Member of Karnataka Legislative Assembly
- In office 2013–2018
- Preceded by: J. Krishna Palemar
- Succeeded by: Bharath Shetty Y
- Constituency: Mangalore City North

Personal details
- Party: Janata Dal (Secular)
- Other political affiliations: Indian National Congress
- Children: 1
- Parent: B.A. Ahmed Bava
- Relatives: B. M. Farooq (brother)
- Occupation: Politician
- Profession: Businessman

= Mohiuddin Bava =

Indian politician

Mohiuddin Bava is an Indian politician from the state of Karnataka. He represented the Mangalore City North seat as a member of the Indian National Congress party in the Karnataka Legislative Assembly from 2013 to 2018.

== Political career==
Bava was named by the Indian National Congress party as the party candidate of the Mangalore City North seat for the 2013 Karnataka Legislative Assembly election. His Muslim supporters claimed that if he was not given a ticket, then Muslims might vote for other parties. He had previously unsuccessfully contested the seat in the 2008 Assembly election. He won the seat by defeating his nearest rival J. Krishna Palemar of the Bharatiya Janata Party by 5,573 votes.

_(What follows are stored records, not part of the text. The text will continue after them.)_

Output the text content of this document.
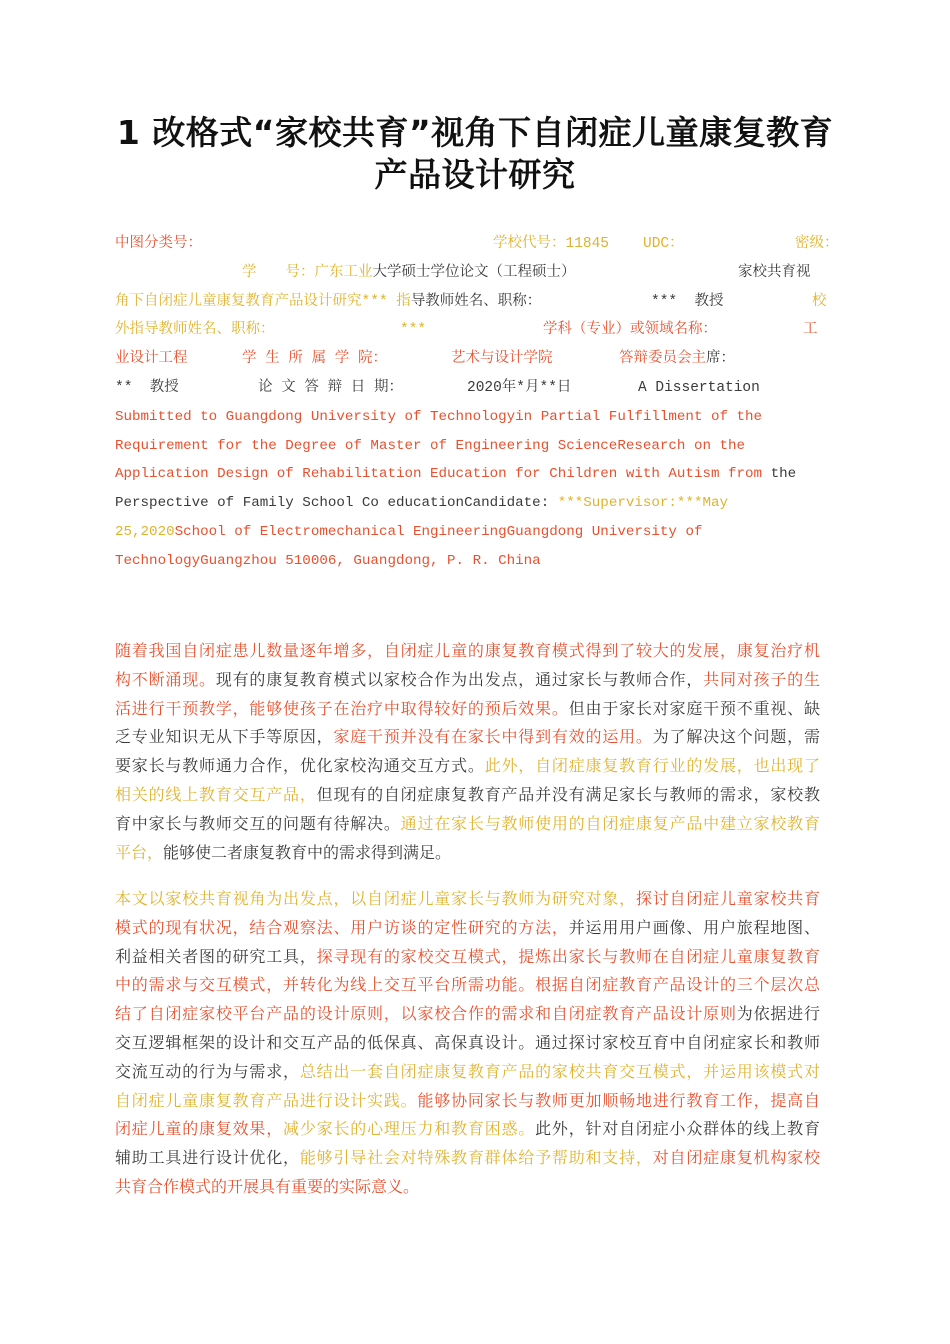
1 改格式“家校共育”视角下自闭症儿童康复教育
产品设计研究
中图分类号：	学校代号：11845 UDC：	密级：
学　　号：广东工业大学硕士学位论文（工程硕士）	家校共育视
角下自闭症儿童康复教育产品设计研究*** 指导教师姓名、职称：	***  教授	校
外指导教师姓名、职称：	***	学科（专业）或领域名称：	工
业设计工程	学 生 所 属 学 院：	艺术与设计学院	答辩委员会主席：
**  教授	论 文 答 辩 日 期：	2020年*月**日	A Dissertation
Submitted to Guangdong University of Technologyin Partial Fulfillment of the
Requirement for the Degree of Master of Engineering ScienceResearch on the
Application Design of Rehabilitation Education for Children with Autism from the
Perspective of Family School Co educationCandidate: ***Supervisor:***May
25,2020School of Electromechanical EngineeringGuangdong University of
TechnologyGuangzhou 510006, Guangdong, P. R. China
随着我国自闭症患儿数量逐年增多，自闭症儿童的康复教育模式得到了较大的发展，康复治疗机
构不断涌现。现有的康复教育模式以家校合作为出发点，通过家长与教师合作，共同对孩子的生
活进行干预教学，能够使孩子在治疗中取得较好的预后效果。但由于家长对家庭干预不重视、缺
乏专业知识无从下手等原因，家庭干预并没有在家长中得到有效的运用。为了解决这个问题，需
要家长与教师通力合作，优化家校沟通交互方式。此外，自闭症康复教育行业的发展，也出现了
相关的线上教育交互产品，但现有的自闭症康复教育产品并没有满足家长与教师的需求，家校教
育中家长与教师交互的问题有待解决。通过在家长与教师使用的自闭症康复产品中建立家校教育
平台，能够使二者康复教育中的需求得到满足。
本文以家校共育视角为出发点，以自闭症儿童家长与教师为研究对象，探讨自闭症儿童家校共育
模式的现有状况，结合观察法、用户访谈的定性研究的方法，并运用用户画像、用户旅程地图、
利益相关者图的研究工具，探寻现有的家校交互模式，提炼出家长与教师在自闭症儿童康复教育
中的需求与交互模式，并转化为线上交互平台所需功能。根据自闭症教育产品设计的三个层次总
结了自闭症家校平台产品的设计原则，以家校合作的需求和自闭症教育产品设计原则为依据进行
交互逻辑框架的设计和交互产品的低保真、高保真设计。通过探讨家校互育中自闭症家长和教师
交流互动的行为与需求，总结出一套自闭症康复教育产品的家校共育交互模式，并运用该模式对
自闭症儿童康复教育产品进行设计实践。能够协同家长与教师更加顺畅地进行教育工作，提高自
闭症儿童的康复效果，减少家长的心理压力和教育困惑。此外，针对自闭症小众群体的线上教育
辅助工具进行设计优化，能够引导社会对特殊教育群体给予帮助和支持，对自闭症康复机构家校
共育合作模式的开展具有重要的实际意义。
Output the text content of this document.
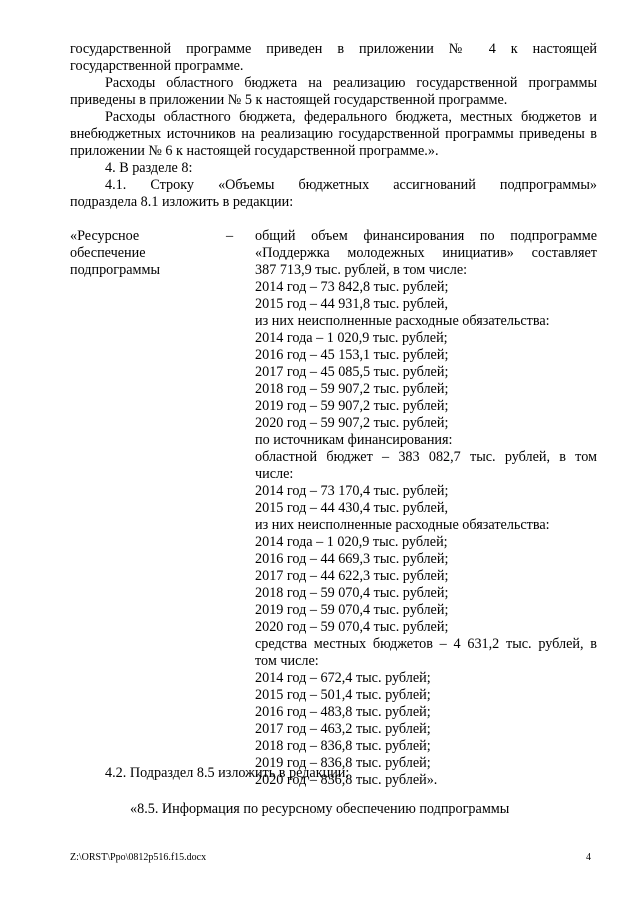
государственной программе приведен в приложении № 4 к настоящей
государственной программе.
Расходы областного бюджета на реализацию государственной программы приведены в приложении № 5 к настоящей государственной программе.
Расходы областного бюджета, федерального бюджета, местных бюджетов и внебюджетных источников на реализацию государственной программы приведены в приложении № 6 к настоящей государственной программе.».
4. В разделе 8:
4.1. Строку «Объемы бюджетных ассигнований подпрограммы»
подраздела 8.1 изложить в редакции:
«Ресурсное
обеспечение
подпрограммы
– общий объем финансирования по подпрограмме
«Поддержка молодежных инициатив» составляет
387 713,9 тыс. рублей, в том числе:
2014 год – 73 842,8 тыс. рублей;
2015 год – 44 931,8 тыс. рублей,
из них неисполненные расходные обязательства:
2014 года – 1 020,9 тыс. рублей;
2016 год – 45 153,1 тыс. рублей;
2017 год – 45 085,5 тыс. рублей;
2018 год – 59 907,2 тыс. рублей;
2019 год – 59 907,2 тыс. рублей;
2020 год – 59 907,2 тыс. рублей;
по источникам финансирования:
областной бюджет – 383 082,7 тыс. рублей, в том
числе:
2014 год – 73 170,4 тыс. рублей;
2015 год – 44 430,4 тыс. рублей,
из них неисполненные расходные обязательства:
2014 года – 1 020,9 тыс. рублей;
2016 год – 44 669,3 тыс. рублей;
2017 год – 44 622,3 тыс. рублей;
2018 год – 59 070,4 тыс. рублей;
2019 год – 59 070,4 тыс. рублей;
2020 год – 59 070,4 тыс. рублей;
средства местных бюджетов – 4 631,2 тыс. рублей, в
том числе:
2014 год – 672,4 тыс. рублей;
2015 год – 501,4 тыс. рублей;
2016 год – 483,8 тыс. рублей;
2017 год – 463,2 тыс. рублей;
2018 год – 836,8 тыс. рублей;
2019 год – 836,8 тыс. рублей;
2020 год – 836,8 тыс. рублей».
4.2. Подраздел 8.5 изложить в редакции:
«8.5. Информация по ресурсному обеспечению подпрограммы
Z:\ORST\Ppo\0812p516.f15.docx	4
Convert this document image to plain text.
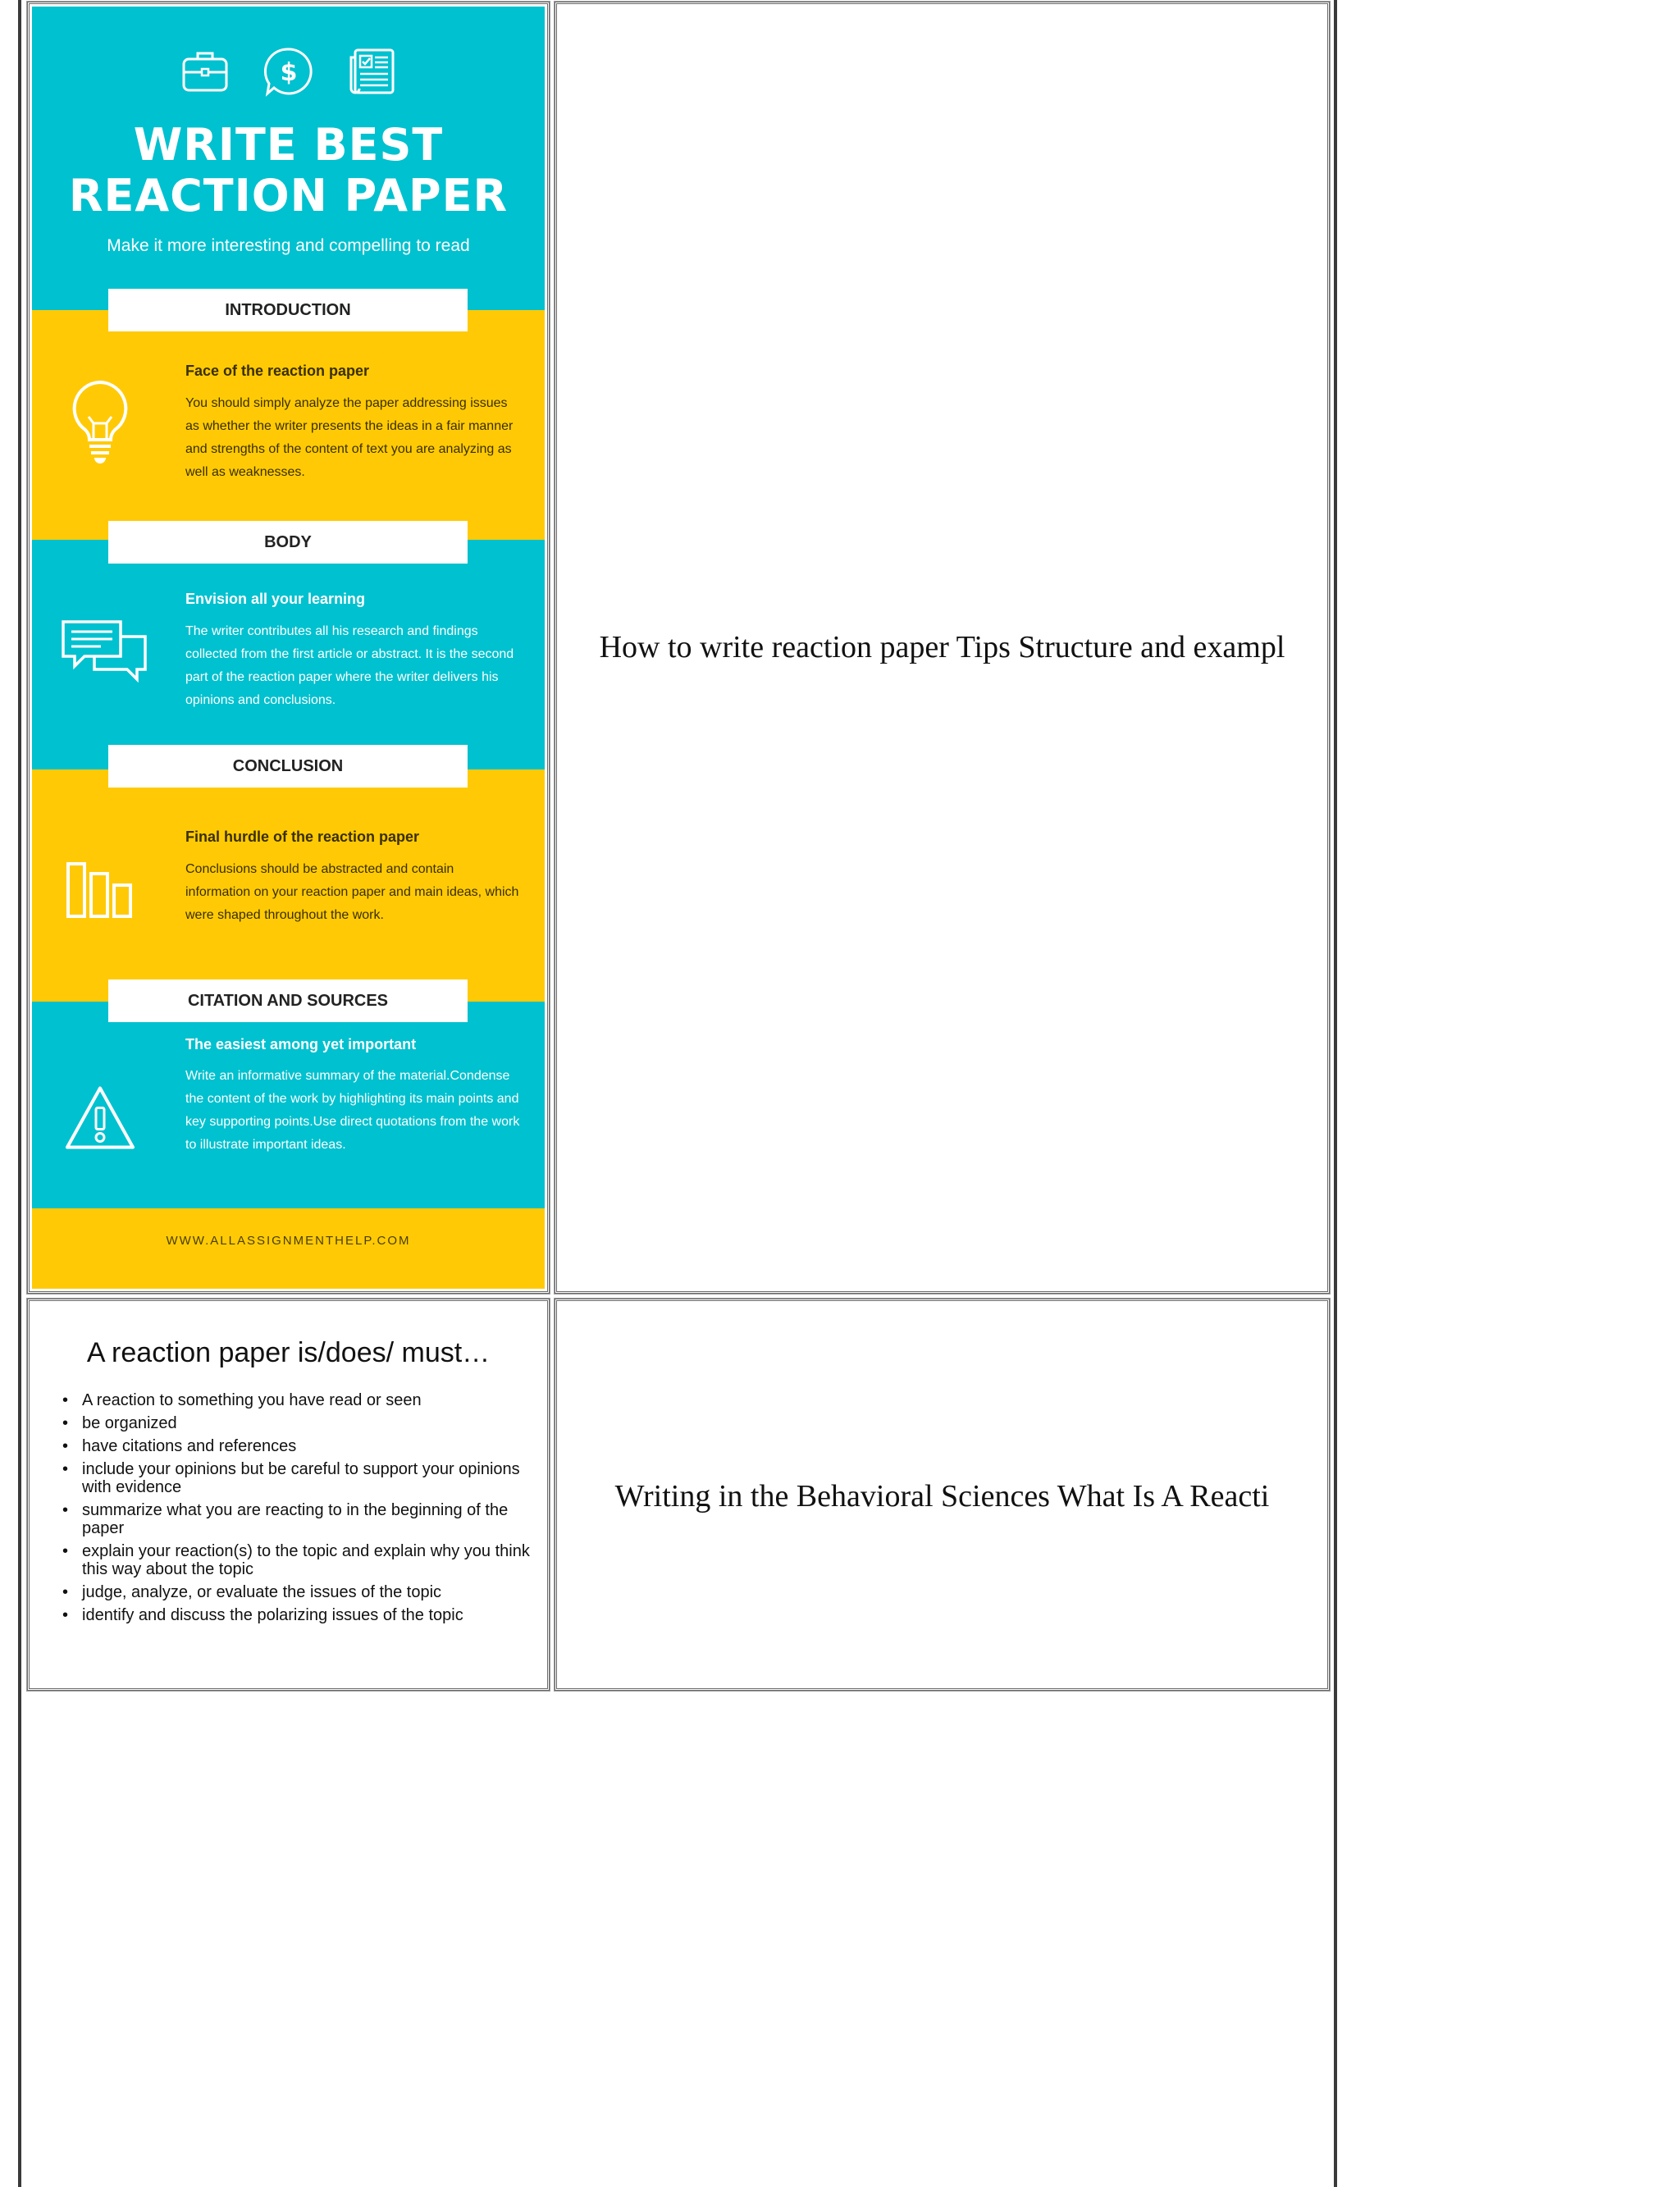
$
WRITE BEST
REACTION PAPER
Make it more interesting and compelling to read
INTRODUCTION
Face of the reaction paper
You should simply analyze the paper addressing issues as whether the writer presents the ideas in a fair manner and strengths of the content of text you are analyzing as well as weaknesses.
BODY
Envision all your learning
The writer contributes all his research and findings collected from the first article or abstract. It is the second part of the reaction paper where the writer delivers his opinions and conclusions.
CONCLUSION
Final hurdle of the reaction paper
Conclusions should be abstracted and contain information on your reaction paper and main ideas, which were shaped throughout the work.
CITATION AND SOURCES
The easiest among yet important
Write an informative summary of the material.Condense the content of the work by highlighting its main points and key supporting points.Use direct quotations from the work to illustrate important ideas.
WWW.ALLASSIGNMENTHELP.COM
How to write reaction paper Tips Structure and exampl
A reaction paper is/does/ must…
• A reaction to something you have read or seen
• be organized
• have citations and references
• include your opinions but be careful to support your opinions with evidence
• summarize what you are reacting to in the beginning of the paper
• explain your reaction(s) to the topic and explain why you think this way about the topic
• judge, analyze, or evaluate the issues of the topic
• identify and discuss the polarizing issues of the topic
Writing in the Behavioral Sciences What Is A Reacti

In June 2017, Bharatiya Janata Party demanded action against Bava for distributing notebooks to students in his constituency which had picture of Bava printed on it. The president of the party's Mangalore north unit accused him of misusing political power.

== Positions held ==

| # | From | To | Position | Party |
|---|---|---|---|---|
| 1 | 2013 | 2018 | MLA (1st Term) from Mangalore City North seat | Indian National Congress |

== Personal life ==
Bava is the oldest son of late Ahmed Bava. Bava is the brother of businessman B M Farooq. Farooq was made a candidate of the Janata Dal (Secular) party for the Rajya Sabha elections. However, Bava said that it was his brother's decision and he has his own priorities and opinion and had not promoted any family member to join any other party. Chief Minister Siddaramaiah warned him for failing to prevent his brother from contesting election on a Janata Dal (Secular) ticket. However, he was supported by Karnataka Pradesh Congress Committee President G. Parameshwara and said that Farooq had the right to take decisions.

In February 2016, Bava was injured and his shoulder was fractured in a road accident. This occurred in Panambur as his car fell into a ditch, while he was on his way to the airport.

Bava is also the first Indian to own a Volvo XC90.

==Controversy==

- B A Mohiuddin Bava distributed 3.08 lakh books with his pictures on 13 June 2013.
- Mangalore South MLA Mr.Vedavyas Kamath (BJP) pressurized Mohiuddin Bava to withdraw case against son of former mayor, who assaulted Bava publicly. The attack took place when Bava went to pacify former mayor for not being issued ticket from congress to contest the election to the council of Mangalore City Corporation from Katipalla ward.